Given that we've seen fit to fracture the Church into thousands of splinters based on a variety of doctrinal and governance disputes, the very least we could do is make clear to our congregants exactly what it is that makes Denomination A different from Denominations B through Z. And if there isn't much difference, then perhaps we ought to start the conversation on merging back into a single, united Church. When church members see more difference between Colgate and Crest than between Methodists and Baptists, either the teaching is poor or the reason for division is weak.
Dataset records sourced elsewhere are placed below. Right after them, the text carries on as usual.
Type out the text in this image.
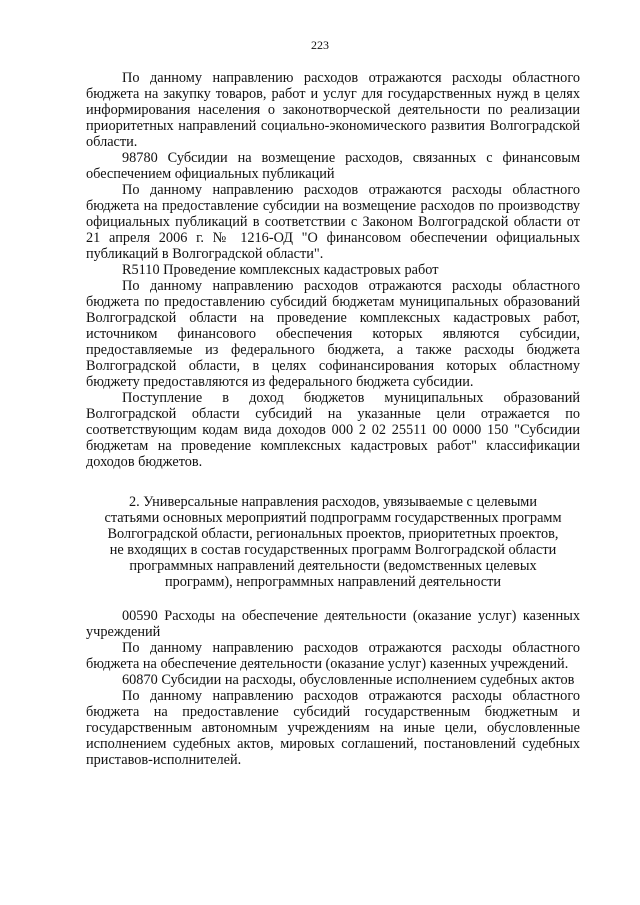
223

По данному направлению расходов отражаются расходы областного бюджета на закупку товаров, работ и услуг для государственных нужд в целях информирования населения о законотворческой деятельности по реализации приоритетных направлений социально-экономического развития Волгоградской области.

98780 Субсидии на возмещение расходов, связанных с финансовым обеспечением официальных публикаций

По данному направлению расходов отражаются расходы областного бюджета на предоставление субсидии на возмещение расходов по производству официальных публикаций в соответствии с Законом Волгоградской области от 21 апреля 2006 г. № 1216-ОД "О финансовом обеспечении официальных публикаций в Волгоградской области".

R5110 Проведение комплексных кадастровых работ

По данному направлению расходов отражаются расходы областного бюджета по предоставлению субсидий бюджетам муниципальных образований Волгоградской области на проведение комплексных кадастровых работ, источником финансового обеспечения которых являются субсидии, предоставляемые из федерального бюджета, а также расходы бюджета Волгоградской области, в целях софинансирования которых областному бюджету предоставляются из федерального бюджета субсидии.

Поступление в доход бюджетов муниципальных образований Волгоградской области субсидий на указанные цели отражается по соответствующим кодам вида доходов 000 2 02 25511 00 0000 150 "Субсидии бюджетам на проведение комплексных кадастровых работ" классификации доходов бюджетов.

2. Универсальные направления расходов, увязываемые с целевыми
статьями основных мероприятий подпрограмм государственных программ
Волгоградской области, региональных проектов, приоритетных проектов,
не входящих в состав государственных программ Волгоградской области
программных направлений деятельности (ведомственных целевых
программ), непрограммных направлений деятельности

00590 Расходы на обеспечение деятельности (оказание услуг) казенных учреждений

По данному направлению расходов отражаются расходы областного бюджета на обеспечение деятельности (оказание услуг) казенных учреждений.

60870 Субсидии на расходы, обусловленные исполнением судебных актов

По данному направлению расходов отражаются расходы областного бюджета на предоставление субсидий государственным бюджетным и государственным автономным учреждениям на иные цели, обусловленные исполнением судебных актов, мировых соглашений, постановлений судебных приставов-исполнителей.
But maybe where denominational loyalty is weak, individual church loyalty is stronger. I know that's certainly my case; I can't find much good to say about John Calvin, but I love the people in my church. With that said, we all recognize that our particular churches are only-we hope, we pray-a small piece of the Church. I'm suggesting it ought to bother us, more than it does, that we have so freely fragmented the governance and communion of that Church with the proliferation of denominations. And maybe it ought to bother us even more in light of the fact that the average Protestant doesn't see much difference between his own denomination and at least some of the others.
On the positive side, perhaps that's an indication that instead of division in the future of Protestantism, we'll begin to see communion. True, some folks would have to relinquish authority in order for that to happen. But we Christians are good at humbling ourselves, right?